Abstract

This paper aims to study the volatility spillover effects as well as the dynamic conditional correlation between stock market returns in China and the U.S. Firstly, the analysis uses a vector autoregression with a bivariate BEKK-GARCH model to capture the asymmetric volatility transmissions between the two markets during the sample of 1996-2019. Then a VAR-DCC-GARCH model is employed to estimate the dynamic conditional correlation between these two market returns. Finally, linear regression and Granger Causality test are conducted to further explore the effect of the U.S policy rates on such correlation. In order to account for the U.S monetary stances during the unconventional period, a combination of Fed fund rates and Shadow rates developed by Wu and Xia (2016) is used as policy rates.
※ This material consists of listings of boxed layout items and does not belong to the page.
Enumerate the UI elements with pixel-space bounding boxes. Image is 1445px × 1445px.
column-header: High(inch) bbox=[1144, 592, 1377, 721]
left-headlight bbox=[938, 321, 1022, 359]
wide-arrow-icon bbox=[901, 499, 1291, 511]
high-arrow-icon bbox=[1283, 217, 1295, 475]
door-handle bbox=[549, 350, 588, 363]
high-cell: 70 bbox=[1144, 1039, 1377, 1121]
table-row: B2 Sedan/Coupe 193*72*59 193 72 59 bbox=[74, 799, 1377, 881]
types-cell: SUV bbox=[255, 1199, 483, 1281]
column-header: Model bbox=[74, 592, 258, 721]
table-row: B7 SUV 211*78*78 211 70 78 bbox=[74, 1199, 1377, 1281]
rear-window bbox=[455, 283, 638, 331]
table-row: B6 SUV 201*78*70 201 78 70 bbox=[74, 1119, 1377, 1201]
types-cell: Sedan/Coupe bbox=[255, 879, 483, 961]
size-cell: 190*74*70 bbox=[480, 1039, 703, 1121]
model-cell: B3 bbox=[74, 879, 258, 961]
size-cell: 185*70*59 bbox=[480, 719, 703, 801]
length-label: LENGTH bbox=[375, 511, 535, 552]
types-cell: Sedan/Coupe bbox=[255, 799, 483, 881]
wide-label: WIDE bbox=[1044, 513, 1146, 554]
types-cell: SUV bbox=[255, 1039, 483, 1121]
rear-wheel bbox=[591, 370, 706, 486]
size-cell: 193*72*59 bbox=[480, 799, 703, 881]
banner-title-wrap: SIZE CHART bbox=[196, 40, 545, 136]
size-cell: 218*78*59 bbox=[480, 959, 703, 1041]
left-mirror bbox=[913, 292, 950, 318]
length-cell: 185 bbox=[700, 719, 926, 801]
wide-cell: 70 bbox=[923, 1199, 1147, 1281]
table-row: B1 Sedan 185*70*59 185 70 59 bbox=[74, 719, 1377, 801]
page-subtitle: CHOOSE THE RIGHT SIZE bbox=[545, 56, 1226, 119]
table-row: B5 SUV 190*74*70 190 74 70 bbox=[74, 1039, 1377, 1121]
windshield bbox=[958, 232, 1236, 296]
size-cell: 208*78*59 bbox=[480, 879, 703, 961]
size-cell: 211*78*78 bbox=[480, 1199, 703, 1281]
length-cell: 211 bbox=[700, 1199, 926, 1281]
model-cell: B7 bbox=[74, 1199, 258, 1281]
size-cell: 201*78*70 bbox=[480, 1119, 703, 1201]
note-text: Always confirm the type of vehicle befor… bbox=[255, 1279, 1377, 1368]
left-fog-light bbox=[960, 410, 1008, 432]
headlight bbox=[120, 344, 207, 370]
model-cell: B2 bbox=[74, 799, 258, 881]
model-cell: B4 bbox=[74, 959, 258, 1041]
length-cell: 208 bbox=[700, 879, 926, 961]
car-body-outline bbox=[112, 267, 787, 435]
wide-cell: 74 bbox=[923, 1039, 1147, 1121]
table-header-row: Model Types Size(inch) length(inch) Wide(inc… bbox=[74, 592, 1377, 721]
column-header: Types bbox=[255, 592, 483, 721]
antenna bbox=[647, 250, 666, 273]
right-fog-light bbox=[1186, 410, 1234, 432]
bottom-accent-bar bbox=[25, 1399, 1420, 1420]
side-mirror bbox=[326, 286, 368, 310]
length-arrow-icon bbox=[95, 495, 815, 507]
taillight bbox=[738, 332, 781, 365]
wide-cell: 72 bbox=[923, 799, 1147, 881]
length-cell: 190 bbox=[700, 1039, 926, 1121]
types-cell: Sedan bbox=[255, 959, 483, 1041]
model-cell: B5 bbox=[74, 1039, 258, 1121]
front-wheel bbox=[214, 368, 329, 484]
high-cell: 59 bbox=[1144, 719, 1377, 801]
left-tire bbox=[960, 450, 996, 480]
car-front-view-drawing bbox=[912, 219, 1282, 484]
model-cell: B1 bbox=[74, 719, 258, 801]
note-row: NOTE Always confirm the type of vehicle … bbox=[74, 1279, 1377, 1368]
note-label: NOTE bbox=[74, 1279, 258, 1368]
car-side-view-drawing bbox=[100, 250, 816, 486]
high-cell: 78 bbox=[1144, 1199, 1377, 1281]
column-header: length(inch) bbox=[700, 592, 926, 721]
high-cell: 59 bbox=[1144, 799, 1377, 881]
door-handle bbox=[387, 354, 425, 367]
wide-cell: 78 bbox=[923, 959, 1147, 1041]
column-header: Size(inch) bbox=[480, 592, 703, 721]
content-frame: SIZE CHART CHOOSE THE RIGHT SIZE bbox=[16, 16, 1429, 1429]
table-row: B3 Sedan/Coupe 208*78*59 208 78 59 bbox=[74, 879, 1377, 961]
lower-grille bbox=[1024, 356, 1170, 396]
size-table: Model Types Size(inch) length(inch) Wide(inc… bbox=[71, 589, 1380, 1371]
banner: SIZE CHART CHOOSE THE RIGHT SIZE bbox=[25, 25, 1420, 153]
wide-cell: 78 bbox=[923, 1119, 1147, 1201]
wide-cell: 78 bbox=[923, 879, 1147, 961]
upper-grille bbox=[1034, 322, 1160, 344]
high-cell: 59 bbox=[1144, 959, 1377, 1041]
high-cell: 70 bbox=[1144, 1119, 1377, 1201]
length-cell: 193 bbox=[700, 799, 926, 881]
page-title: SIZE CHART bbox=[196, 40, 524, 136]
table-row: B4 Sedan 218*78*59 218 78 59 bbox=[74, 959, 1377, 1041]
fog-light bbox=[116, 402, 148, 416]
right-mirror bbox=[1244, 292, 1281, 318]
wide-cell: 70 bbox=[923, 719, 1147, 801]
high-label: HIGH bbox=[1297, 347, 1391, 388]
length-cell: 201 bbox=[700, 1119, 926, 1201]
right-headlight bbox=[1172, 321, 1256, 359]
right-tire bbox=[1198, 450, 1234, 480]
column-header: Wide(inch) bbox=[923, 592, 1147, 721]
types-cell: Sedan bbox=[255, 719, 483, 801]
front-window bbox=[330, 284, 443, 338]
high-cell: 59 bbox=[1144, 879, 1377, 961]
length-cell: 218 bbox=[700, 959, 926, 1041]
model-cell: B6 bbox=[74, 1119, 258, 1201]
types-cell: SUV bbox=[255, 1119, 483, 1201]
The main empirical results suggest (1) evidence of unidirectional volatility spillover from the U.S. to China market; but no spillover from China to U.S; (2) the dynamics of the conditional correlations from the VAR-DCC-GARCH model exhibit increases in correlation between the stock returns of China and U.S after 2008 financial crisis and recent trade war; (3) a linear regression shows that there is negative relationship between U.S policy rates and the dynamic conditional correlation, with the correlation coefficient r=-0.62. Granger Causality test suggests that the U.S policy rates do cause the change of the conditional correlation but not the other way around.